Kemenkes Akui Cakupan Imunisasi Polio Suntik Masih Sangat Rendah
Kementerian Kesehatan (Kemenkes) menyampaikan bahwa imunisasi polio suntik (Inactivated Polio Vaccine/IPV 1) memberikan kekebalan terhadap polio tipe dua
JAKARTA - Kementerian Kesehatan (Kemenkes) mengakui cakupan imunisasi polio suntik (Inactivated Polio Vaccine/IPV 1) masih sangat rendah. Pada 2023, cakupannya mencapai 74%. Sedangkan, pada 2022 cakupannya mencapai 91,6%, pada 2021 mencapai 66,2%, pada 2020 mencapai 37,7%, dan pada 2019 mencapai 77%. Sementara itu, cakupan imunisasi polio tetes (Oral Polio Vaccine/OPV4) disebut Kemenkes cukup lumayan meski tetap turun dari tahun lalu. Pada 2023, cakupannya mencapai 72,2%, pada 2022 mencapai 99,8%, pada 2021 mencapai 80,2%, pada 2020 mencapai 86,8%, dan pada 2019 mencapai 94,2%. "Keadaan ini mengakibatkan adanya gap atau kesenjangan imunitas di kelompok masyarakat kita, terutama untuk polio tipe 2 yang kekebalannya hanya bisa diperoleh dari imunisasi polio suntik atau IPV," ujar Direktur Pengelolaan Imunisasi Kemenkes, Prima Yosephine, dalam temu media daring, Jumat (19/7). Dia melanjutkan, kekebalan yang rendah membuat Indonesia mudah mengalami Kejadian Luar Biasa (KLB) polio. Sejak akhir 2022 sampai saat ini, Kemenkes mencatat 12 kasus polio terjadi di delapan provinsi. Prima menyebut, sebanyak sebelas kasus di antaranya merupakan polio tipe 2. Hal ini sejalan dengan cakupan imunisasi polio IPV yang rendah. Sementara itu, satu kasus di Papua Tengah pada Desember 2023 merupakan polio tipe 1. Menurut Prima, cakupan imunisasi polio suntik maupun tetes harus mencapai minimal 95%. Hal ini agar kekebalan kelompok bisa terbentuk dan virus polio tidak mudah menyebar.
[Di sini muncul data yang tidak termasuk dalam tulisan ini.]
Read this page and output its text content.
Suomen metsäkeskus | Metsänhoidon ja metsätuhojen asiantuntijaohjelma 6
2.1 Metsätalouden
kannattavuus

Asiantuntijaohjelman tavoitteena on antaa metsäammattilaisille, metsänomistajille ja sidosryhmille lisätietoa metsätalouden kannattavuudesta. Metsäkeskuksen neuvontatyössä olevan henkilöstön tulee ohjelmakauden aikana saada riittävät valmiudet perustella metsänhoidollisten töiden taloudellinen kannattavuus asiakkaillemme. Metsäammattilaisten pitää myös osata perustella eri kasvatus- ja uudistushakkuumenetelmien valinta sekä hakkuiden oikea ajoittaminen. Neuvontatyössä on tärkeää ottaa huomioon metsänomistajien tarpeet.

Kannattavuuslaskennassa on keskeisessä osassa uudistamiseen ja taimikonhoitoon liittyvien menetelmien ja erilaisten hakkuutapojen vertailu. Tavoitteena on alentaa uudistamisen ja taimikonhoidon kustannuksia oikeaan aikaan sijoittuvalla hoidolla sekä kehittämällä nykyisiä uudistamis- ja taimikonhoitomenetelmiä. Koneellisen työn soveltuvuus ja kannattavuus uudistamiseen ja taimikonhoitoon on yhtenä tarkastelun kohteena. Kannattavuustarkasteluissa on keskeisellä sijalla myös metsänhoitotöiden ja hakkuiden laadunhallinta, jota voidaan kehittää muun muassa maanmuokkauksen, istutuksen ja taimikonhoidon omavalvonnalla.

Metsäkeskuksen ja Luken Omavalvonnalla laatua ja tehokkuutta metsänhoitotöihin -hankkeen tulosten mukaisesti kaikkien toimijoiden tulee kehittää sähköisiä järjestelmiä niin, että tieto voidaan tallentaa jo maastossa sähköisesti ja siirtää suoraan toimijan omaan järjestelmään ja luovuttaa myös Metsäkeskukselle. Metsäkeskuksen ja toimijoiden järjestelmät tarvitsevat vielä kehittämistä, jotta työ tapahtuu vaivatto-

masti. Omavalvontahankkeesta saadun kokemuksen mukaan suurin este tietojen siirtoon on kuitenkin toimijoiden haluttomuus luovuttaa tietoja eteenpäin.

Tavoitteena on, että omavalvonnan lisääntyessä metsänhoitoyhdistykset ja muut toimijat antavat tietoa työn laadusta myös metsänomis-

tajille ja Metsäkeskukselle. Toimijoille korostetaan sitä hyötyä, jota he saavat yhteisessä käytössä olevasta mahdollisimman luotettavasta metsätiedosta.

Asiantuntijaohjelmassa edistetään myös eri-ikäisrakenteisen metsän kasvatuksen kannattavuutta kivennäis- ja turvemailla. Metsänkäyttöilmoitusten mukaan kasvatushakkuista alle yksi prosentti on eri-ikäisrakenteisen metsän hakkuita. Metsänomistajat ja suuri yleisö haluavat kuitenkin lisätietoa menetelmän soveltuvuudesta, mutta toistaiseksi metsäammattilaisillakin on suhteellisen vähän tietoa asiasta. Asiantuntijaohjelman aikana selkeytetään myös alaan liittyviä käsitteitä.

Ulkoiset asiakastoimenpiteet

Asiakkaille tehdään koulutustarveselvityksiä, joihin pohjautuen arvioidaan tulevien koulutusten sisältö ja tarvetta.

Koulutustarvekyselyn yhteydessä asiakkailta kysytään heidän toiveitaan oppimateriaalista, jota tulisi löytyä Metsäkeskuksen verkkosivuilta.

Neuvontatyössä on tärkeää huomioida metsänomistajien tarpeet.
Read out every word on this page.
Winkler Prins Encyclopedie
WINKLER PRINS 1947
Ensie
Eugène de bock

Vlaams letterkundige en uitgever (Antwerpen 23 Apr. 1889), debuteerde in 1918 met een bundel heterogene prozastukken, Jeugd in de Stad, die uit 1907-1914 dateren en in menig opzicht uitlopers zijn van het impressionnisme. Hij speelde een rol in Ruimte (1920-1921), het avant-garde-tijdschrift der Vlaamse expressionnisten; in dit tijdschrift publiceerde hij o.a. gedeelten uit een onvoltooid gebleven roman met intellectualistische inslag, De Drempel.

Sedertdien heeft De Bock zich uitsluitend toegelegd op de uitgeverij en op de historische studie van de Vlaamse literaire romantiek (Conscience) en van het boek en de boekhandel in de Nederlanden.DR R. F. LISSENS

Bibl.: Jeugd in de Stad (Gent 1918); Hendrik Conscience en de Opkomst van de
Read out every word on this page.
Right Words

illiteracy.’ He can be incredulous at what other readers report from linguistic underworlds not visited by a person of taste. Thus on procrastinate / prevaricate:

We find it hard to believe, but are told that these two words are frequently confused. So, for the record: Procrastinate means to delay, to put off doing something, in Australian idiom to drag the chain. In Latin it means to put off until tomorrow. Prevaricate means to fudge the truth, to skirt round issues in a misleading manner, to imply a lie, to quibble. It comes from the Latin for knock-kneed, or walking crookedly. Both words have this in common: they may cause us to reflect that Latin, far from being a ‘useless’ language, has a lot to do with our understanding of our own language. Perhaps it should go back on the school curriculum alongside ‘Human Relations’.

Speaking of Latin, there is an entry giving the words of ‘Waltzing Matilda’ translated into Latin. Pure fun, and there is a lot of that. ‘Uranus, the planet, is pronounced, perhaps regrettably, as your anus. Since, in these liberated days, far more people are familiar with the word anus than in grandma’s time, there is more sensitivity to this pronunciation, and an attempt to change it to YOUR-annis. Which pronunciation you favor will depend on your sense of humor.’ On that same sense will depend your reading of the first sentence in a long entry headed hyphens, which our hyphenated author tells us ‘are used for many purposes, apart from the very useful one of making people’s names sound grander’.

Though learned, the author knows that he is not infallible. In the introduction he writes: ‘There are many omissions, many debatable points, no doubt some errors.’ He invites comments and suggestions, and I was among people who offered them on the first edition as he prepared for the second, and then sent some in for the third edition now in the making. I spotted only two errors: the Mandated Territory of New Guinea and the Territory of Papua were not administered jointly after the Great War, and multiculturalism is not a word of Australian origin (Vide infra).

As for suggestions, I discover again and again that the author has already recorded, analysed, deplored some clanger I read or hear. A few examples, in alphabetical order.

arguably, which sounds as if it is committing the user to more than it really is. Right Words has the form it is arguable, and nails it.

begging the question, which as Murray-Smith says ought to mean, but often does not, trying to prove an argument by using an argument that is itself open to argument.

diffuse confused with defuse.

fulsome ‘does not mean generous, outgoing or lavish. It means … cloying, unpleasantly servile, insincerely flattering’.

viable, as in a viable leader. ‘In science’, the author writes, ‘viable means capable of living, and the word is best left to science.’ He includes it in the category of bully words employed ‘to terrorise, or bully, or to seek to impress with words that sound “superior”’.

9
Untuk mengatasi hal ini, pemerintah mengadakan Pekan Imunisasi Nasional (PIN) Polio pada 23 Juli. Vaksin yang digunakan adalah vaksin polio tetes novel Oral Polio Vaccine Type 2 (nOPV2) yang digunakan untuk KLB polio tipe dua. Vaksin tetes dipilih karena membentuk kekebalan di saluran pencernaan dan bisa melindungi kontak dekat anak yang tidak diimunisasi, sehingga lebih cocok digunakan di situasi KLB. Sementara itu, khusus di tanah Papua, diberikan tambahan vaksin polio tetes bOPV karena juga dilaporkan kasus polio tipe 1.
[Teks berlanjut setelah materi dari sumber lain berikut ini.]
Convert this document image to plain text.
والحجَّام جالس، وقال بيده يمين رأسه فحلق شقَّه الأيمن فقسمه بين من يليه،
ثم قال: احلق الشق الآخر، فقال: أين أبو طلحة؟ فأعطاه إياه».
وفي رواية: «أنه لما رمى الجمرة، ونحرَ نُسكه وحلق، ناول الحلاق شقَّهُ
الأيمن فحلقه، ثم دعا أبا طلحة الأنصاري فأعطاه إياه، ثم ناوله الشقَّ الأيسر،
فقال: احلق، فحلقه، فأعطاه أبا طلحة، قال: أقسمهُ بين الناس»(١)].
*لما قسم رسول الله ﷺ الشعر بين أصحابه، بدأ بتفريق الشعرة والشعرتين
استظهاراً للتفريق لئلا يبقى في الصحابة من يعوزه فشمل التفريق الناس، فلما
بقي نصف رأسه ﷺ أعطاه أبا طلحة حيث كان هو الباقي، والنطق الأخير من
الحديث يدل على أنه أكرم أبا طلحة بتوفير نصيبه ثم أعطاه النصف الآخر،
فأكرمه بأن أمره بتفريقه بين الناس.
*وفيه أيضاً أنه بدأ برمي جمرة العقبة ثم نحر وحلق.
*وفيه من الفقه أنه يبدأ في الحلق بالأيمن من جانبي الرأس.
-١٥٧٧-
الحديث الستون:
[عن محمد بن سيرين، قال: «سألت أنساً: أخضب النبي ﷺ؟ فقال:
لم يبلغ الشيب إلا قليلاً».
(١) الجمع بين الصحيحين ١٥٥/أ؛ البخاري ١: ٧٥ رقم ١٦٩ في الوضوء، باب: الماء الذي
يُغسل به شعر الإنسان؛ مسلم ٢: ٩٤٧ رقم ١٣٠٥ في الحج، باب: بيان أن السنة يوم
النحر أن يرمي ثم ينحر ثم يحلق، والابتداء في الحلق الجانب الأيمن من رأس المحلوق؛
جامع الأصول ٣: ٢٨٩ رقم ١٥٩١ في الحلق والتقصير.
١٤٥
Menurut survei yang dilakukan Kemenkes dengan Risk Communication and Community Engagement (RCCE) Indonesia, kata Prima, mayoritas masyarakat yang disurvei memandang polio sebagai penyakit yang kurang mengancam. Pasalnya, mereka jarang mengetahui kasus polio di Indonesia. Oleh karena itu, dia menyebut mungkin ada sebagian masyarakat yang nanti enggan mengikuti PIN.
"Polio ini bisa dicegah hanya dengan imunisasi. Jadi, kami sangat berharap ini kesempatan kita untuk bisa memperkuat imunitas atau kekebalan khususnya untuk polio tipe 2," pesan Prima.